Fucili contro pietre

Antisemitismo=razzismo, l’equazione regge alla prova del nove e mette alla gogna gli infami che negano la strage di sei milioni di ebrei vittime del nazifascismo. La premessa è un obbligo etico, condiviso da gran parte dell’umanità. Ma giustifica le violenze inflitte al popolo palestinese, l’usurpazione dei suoi territori, l’uso delle armi per spegnere il diritto di essere Stato, la ghettizzazione sempre più compressa nella striscia di Gaza, l’appropriazione indebita di Gerusalemme capitale ebrea, il muro che confina i palestinesi in un enclave sotto tiro dell’esercito di Nethaniau? Contro tutto questo la marcia di avvicinamento al confine di migliaia di palestinesi, prevalentemente giovani, che 100 cecchini israeliani hanno preso di mira: 16 morti, 1400 feriti. Dice Israele che migliaia di persone hanno manifestato lungo la barriera (invalicabile, ndr) per celebrare lo sciopero generale del 30 marzo del 1976, hanno bruciato pneumatici, lanciato bombe molotov e pietre contro la barriera (invalicabile), ma nessun ferito tra i soldati israeliani. Israele ammette di aver sparato “verso i principali istigatori con misure di dispersione dei disordini”, per non dire che i manifestanti si erano radunati al confino per uno sciopero che in ogni Paese del mondo non è represso a colpi di armi da fuoco. Il presidente palestinese ha deciso per domani un giorno di lutto nazionale per i martiri vittime degli israeliani. Caro Coni, ancora convinto che il Giro d’Italia debba partire dalla Gerusalemme israeliana?

L’Italia è anche il Paese di beceri funamboli della politica, campioni di salto senz’asta. Gente che sgomita per un posto di prima fila accanto alla poltrona del vincitore. La processione sulla via costellata di stelle, 5 per la precisione, ha visto un suo precoce prologo quando i sondaggisti hanno avvertito il soffio del vento in poppa ai grillini. Si spiega così l’elezione di sconosciuti da fiuto di cani da caccia, di personaggi amorfi, nel senso di pregressa indifferenza per le vicende della politica, che hanno intravisto la possibilità di condividere un “mestiere” redditizio e, non meno, di scaltri indovini, pronti a lasciare il vecchio (gli sconfitti) per il nuovo (i vincitori).

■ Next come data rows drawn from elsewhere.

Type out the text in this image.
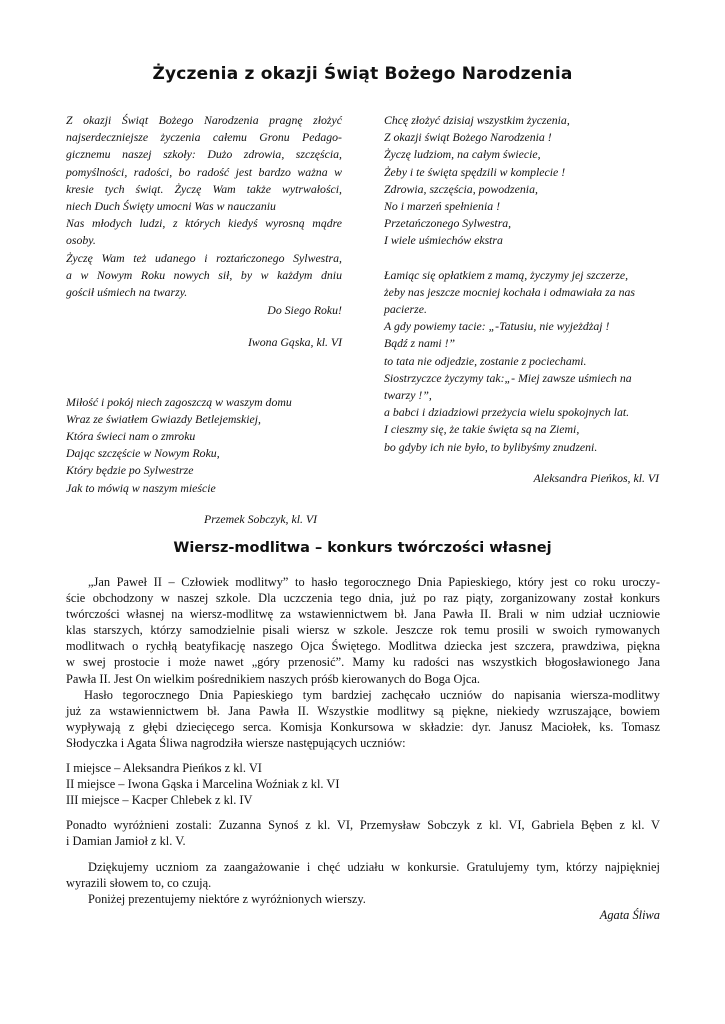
Życzenia z okazji Świąt Bożego Narodzenia

Z okazji Świąt Bożego Narodzenia pragnę złożyć

najserdeczniejsze życzenia całemu Gronu Pedago-

gicznemu naszej szkoły: Dużo zdrowia, szczęścia,

pomyślności, radości, bo radość jest bardzo ważna w

kresie tych świąt. Życzę Wam także wytrwałości,

niech Duch Święty umocni Was w nauczaniu

Nas młodych ludzi, z których kiedyś wyrosną mądre

osoby.

Życzę Wam też udanego i roztańczonego Sylwestra,

a w Nowym Roku nowych sił, by w każdym dniu

gościł uśmiech na twarzy.

Do Siego Roku!

Iwona Gąska, kl. VI

Miłość i pokój niech zagoszczą w waszym domu

Wraz ze światłem Gwiazdy Betlejemskiej,

Która świeci nam o zmroku

Dając szczęście w Nowym Roku,

Który będzie po Sylwestrze

Jak to mówią w naszym mieście

Przemek Sobczyk, kl. VI

Chcę złożyć dzisiaj wszystkim życzenia,

Z okazji świąt Bożego Narodzenia !

Życzę ludziom, na całym świecie,

Żeby i te święta spędzili w komplecie !

Zdrowia, szczęścia, powodzenia,

No i marzeń spełnienia !

Przetańczonego Sylwestra,

I wiele uśmiechów ekstra

Łamiąc się opłatkiem z mamą, życzymy jej szczerze,

żeby nas jeszcze mocniej kochała i odmawiała za nas

pacierze.

A gdy powiemy tacie: „-Tatusiu, nie wyjeżdżaj !

Bądź z nami !”

to tata nie odjedzie, zostanie z pociechami.

Siostrzyczce życzymy tak:„- Miej zawsze uśmiech na

twarzy !”,

a babci i dziadziowi przeżycia wielu spokojnych lat.

I cieszmy się, że takie święta są na Ziemi,

bo gdyby ich nie było, to bylibyśmy znudzeni.

Aleksandra Pieńkos, kl. VI

Wiersz-modlitwa – konkurs twórczości własnej

„Jan Paweł II – Człowiek modlitwy” to hasło tegorocznego Dnia Papieskiego, który jest co roku uroczy-

ście obchodzony w naszej szkole. Dla uczczenia tego dnia, już po raz piąty, zorganizowany został konkurs

twórczości własnej na wiersz-modlitwę za wstawiennictwem bł. Jana Pawła II. Brali w nim udział uczniowie

klas starszych, którzy samodzielnie pisali wiersz w szkole. Jeszcze rok temu prosili w swoich rymowanych

modlitwach o rychłą beatyfikację naszego Ojca Świętego. Modlitwa dziecka jest szczera, prawdziwa, piękna

w swej prostocie i może nawet „góry przenosić”. Mamy ku radości nas wszystkich błogosławionego Jana

Pawła II. Jest On wielkim pośrednikiem naszych próśb kierowanych do Boga Ojca.

Hasło tegorocznego Dnia Papieskiego tym bardziej zachęcało uczniów do napisania wiersza-modlitwy

już za wstawiennictwem bł. Jana Pawła II. Wszystkie modlitwy są piękne, niekiedy wzruszające, bowiem

wypływają z głębi dziecięcego serca. Komisja Konkursowa w składzie: dyr. Janusz Maciołek, ks. Tomasz

Słodyczka i Agata Śliwa nagrodziła wiersze następujących uczniów:

I miejsce – Aleksandra Pieńkos z kl. VI

II miejsce – Iwona Gąska i Marcelina Woźniak z kl. VI

III miejsce – Kacper Chlebek z kl. IV

Ponadto wyróżnieni zostali: Zuzanna Synoś z kl. VI, Przemysław Sobczyk z kl. VI, Gabriela Bęben z kl. V

i Damian Jamioł z kl. V.

Dziękujemy uczniom za zaangażowanie i chęć udziału w konkursie. Gratulujemy tym, którzy najpiękniej

wyrazili słowem to, co czują.

Poniżej prezentujemy niektóre z wyróżnionych wierszy.

Agata Śliwa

Nel nucleo di eccellenze con licenza di trasferimento, il sociologo napoletano De Masi, vecchia volpe, permeabile alle lusinghe di chi ha il potere, uno di non pochi Pd fulminati dai richiami della sirena pentastellata e l’attore di sinistra-sinistra Moni Ovada. Da altra sponda proviene Roberto Poli, già presidente dell’Eni in epoca berlusconiana, consiglio di amministrazione Fininvest, Mondadori e Ospedale S. Raffaele. Non mancano salti della quaglia dal pianeta del giornalismo. Oltre Paragone e l’ex Sky Carelli, che se Di Maio riesce a fare un governo hanno davanti a se tappeti rossi di accesso a ruoli prestigiosi (RAI?), anche Luisella Costamagna del grillino “Fatto quotidiano”, cast del Travaglio anti Pd e, Nuzzi, De Biase del Sole24Ore. Basta aver pazienza, con un governo pentastellato il proselitismo di Casalaggio e soci toccherà vette alla Messner.

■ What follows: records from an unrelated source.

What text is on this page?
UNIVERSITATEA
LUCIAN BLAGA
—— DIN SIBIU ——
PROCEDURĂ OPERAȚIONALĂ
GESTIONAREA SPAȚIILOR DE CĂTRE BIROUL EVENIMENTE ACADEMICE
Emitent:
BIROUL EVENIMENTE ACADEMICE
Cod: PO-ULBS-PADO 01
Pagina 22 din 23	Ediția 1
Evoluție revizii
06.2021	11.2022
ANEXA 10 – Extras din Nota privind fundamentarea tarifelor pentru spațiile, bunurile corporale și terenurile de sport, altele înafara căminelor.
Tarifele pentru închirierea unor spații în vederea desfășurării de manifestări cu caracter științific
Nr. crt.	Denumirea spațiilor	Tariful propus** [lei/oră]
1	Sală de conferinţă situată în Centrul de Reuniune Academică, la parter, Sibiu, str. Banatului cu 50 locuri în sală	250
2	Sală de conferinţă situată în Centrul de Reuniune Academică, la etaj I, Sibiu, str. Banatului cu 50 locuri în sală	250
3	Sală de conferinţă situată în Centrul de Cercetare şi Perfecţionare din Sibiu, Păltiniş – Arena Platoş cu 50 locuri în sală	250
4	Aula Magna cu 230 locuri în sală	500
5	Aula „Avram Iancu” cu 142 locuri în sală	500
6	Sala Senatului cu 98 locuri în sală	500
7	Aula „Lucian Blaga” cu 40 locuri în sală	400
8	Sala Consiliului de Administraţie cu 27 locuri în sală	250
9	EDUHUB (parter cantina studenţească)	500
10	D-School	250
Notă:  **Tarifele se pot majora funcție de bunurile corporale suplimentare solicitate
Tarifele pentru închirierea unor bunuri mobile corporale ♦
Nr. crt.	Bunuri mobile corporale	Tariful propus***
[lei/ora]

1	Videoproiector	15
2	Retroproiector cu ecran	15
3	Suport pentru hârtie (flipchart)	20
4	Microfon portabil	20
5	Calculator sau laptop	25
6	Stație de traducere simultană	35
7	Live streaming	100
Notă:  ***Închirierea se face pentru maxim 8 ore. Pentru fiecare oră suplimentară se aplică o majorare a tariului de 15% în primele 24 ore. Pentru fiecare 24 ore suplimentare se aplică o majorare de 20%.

Fan, entusiasti esponenti della tifoseria Saviano e arrabbiati suoi detrattori. Una via di mezzo non c’è. I primi sono in perenne standing ovation per il “coraggioso” narrante di Casalesi e soci in camorra, gli altri omologano Gomorra al peggiore biglietto da visita per la città, aggravato dall’esportazione della fiction tratta da libro ed esportata in mezzo mondo. A dar loro ragione è un calciatore, tale Younes, in predicato di essere ingaggiato dal Napoli. Edotto dalla letteratura sulla camorra e probabilmente da chiacchiere in quel di Castel Volturno (luogo non proprio esente da presenze camorristiche), dov’era approdato per entrare in confidenza con l’ambiente, il giovanotto ha fatto dietro front ed è tornato da dove era venuto. Non è il solo caso. Altre trattative, vicine a conclusione non sono andate a buon fine per identici motivi. Insomma, vedi Napoli e poi…scappa. Ce n’è da riflettere.